Channel model and the achievable information rates of the optical nonlinear frequency division-multiplexed systems employing continuous b-modulation

Following the rise in interest in transmission systems employing the nonlinear Fourier transform (NFT) for the nonlinearity mitigation, we present the theoretical analysis of the achievable information rates in these systems, addressing the case of continuous b-modulated systems. Using adiabatic perturbation theory and the asymptotic analysis by means of Riemann-Hilbert problem, we obtain a remarkably simple input-output relation for arbitrary b-modulated transmission.
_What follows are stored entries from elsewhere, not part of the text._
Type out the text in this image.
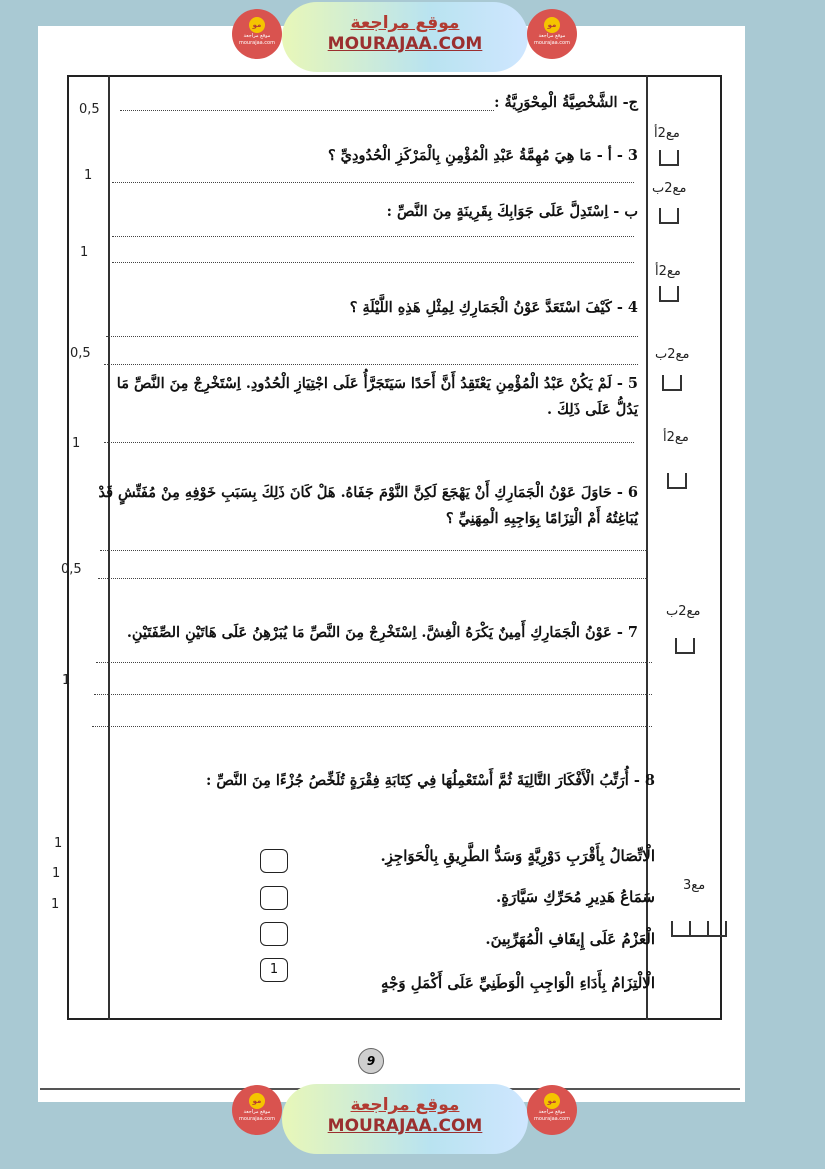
مو
موقع مراجعة
mourajaa.com
موقع مراجعة
MOURAJAA.COM
مو
موقع مراجعة
mourajaa.com
0,5
1
1
0,5
1
0,5
1
1
1
1
مع2أ
مع2ب
مع2أ
مع2ب
مع2أ
مع2ب
مع3
ج- الشَّخْصِيَّةُ الْمِحْوَرِيَّةُ :
3 - أ - مَا هِيَ مُهِمَّةُ عَبْدِ الْمُؤْمِنِ بِالْمَرْكَزِ الْحُدُودِيِّ ؟
ب - اِسْتَدِلَّ عَلَى جَوَابِكَ بِقَرِينَةٍ مِنَ النَّصِّ :
4 - كَيْفَ اسْتَعَدَّ عَوْنُ الْجَمَارِكِ لِمِثْلِ هَذِهِ اللَّيْلَةِ ؟
5 - لَمْ يَكُنْ عَبْدُ الْمُؤْمِنِ يَعْتَقِدُ أَنَّ أَحَدًا سَيَتَجَرَّأُ عَلَى اجْتِيَازِ الْحُدُودِ. اِسْتَخْرِجْ مِنَ النَّصِّ مَا يَدُلُّ عَلَى ذَلِكَ .
6 - حَاوَلَ عَوْنُ الْجَمَارِكِ أَنْ يَهْجَعَ لَكِنَّ النَّوْمَ جَفَاهُ. هَلْ كَانَ ذَلِكَ بِسَبَبِ خَوْفِهِ مِنْ مُفَتِّشٍ قَدْ يُبَاغِتُهُ أَمْ الْتِزَامًا بِوَاجِبِهِ الْمِهَنِيِّ ؟
7 - عَوْنُ الْجَمَارِكِ أَمِينٌ يَكْرَهُ الْغِشَّ. اِسْتَخْرِجْ مِنَ النَّصِّ مَا يُبَرْهِنُ عَلَى هَاتَيْنِ الصِّفَتَيْنِ.
8 - أُرَتِّبُ الْأَفْكَارَ التَّالِيَةَ ثُمَّ أَسْتَعْمِلُهَا فِي كِتَابَةِ فِقْرَةٍ تُلَخِّصُ جُزْءًا مِنَ النَّصِّ :
الْاتِّصَالُ بِأَقْرَبِ دَوْرِيَّةٍ وَسَدُّ الطَّرِيقِ بِالْحَوَاجِزِ.
سَمَاعُ هَدِيرِ مُحَرِّكِ سَيَّارَةٍ.
الْعَزْمُ عَلَى إِيقَافِ الْمُهَرِّبِينَ.
الْالْتِزَامُ بِأَدَاءِ الْوَاجِبِ الْوَطَنِيِّ عَلَى أَكْمَلِ وَجْهٍ
1
9
مو
موقع مراجعة
mourajaa.com
موقع مراجعة
MOURAJAA.COM
مو
موقع مراجعة
mourajaa.com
Based on this model, we estimated the spectral efficiency for various single polarization (scaled and unsealed) b-modulated systems and observed an excellent agreement between our theory and the numerical results in the regime when the inline amplifier noise is the dominant source of spectral distortion. (C) 2021 Optical Society of America under the terms of the OSA Open Access Publishing Agreement

Automated summary

This paper presents theoretical analysis of achievable information rates in transmission systems using the nonlinear Fourier transform (NFT) for nonlinearity mitigation, focusing on continuous b-modulated systems. Through adiabatic perturbation theory and asymptotic analysis using Riemann-Hilbert problem, a simple input-output relation for arbitrary b-modulated transmission is obtained. The spectral efficiency for various single polarization b-modulated systems is estimated based on this model, showing excellent agreement between theory and numerical results in the presence of inline amplifier noise as the dominant source of spectral distortion.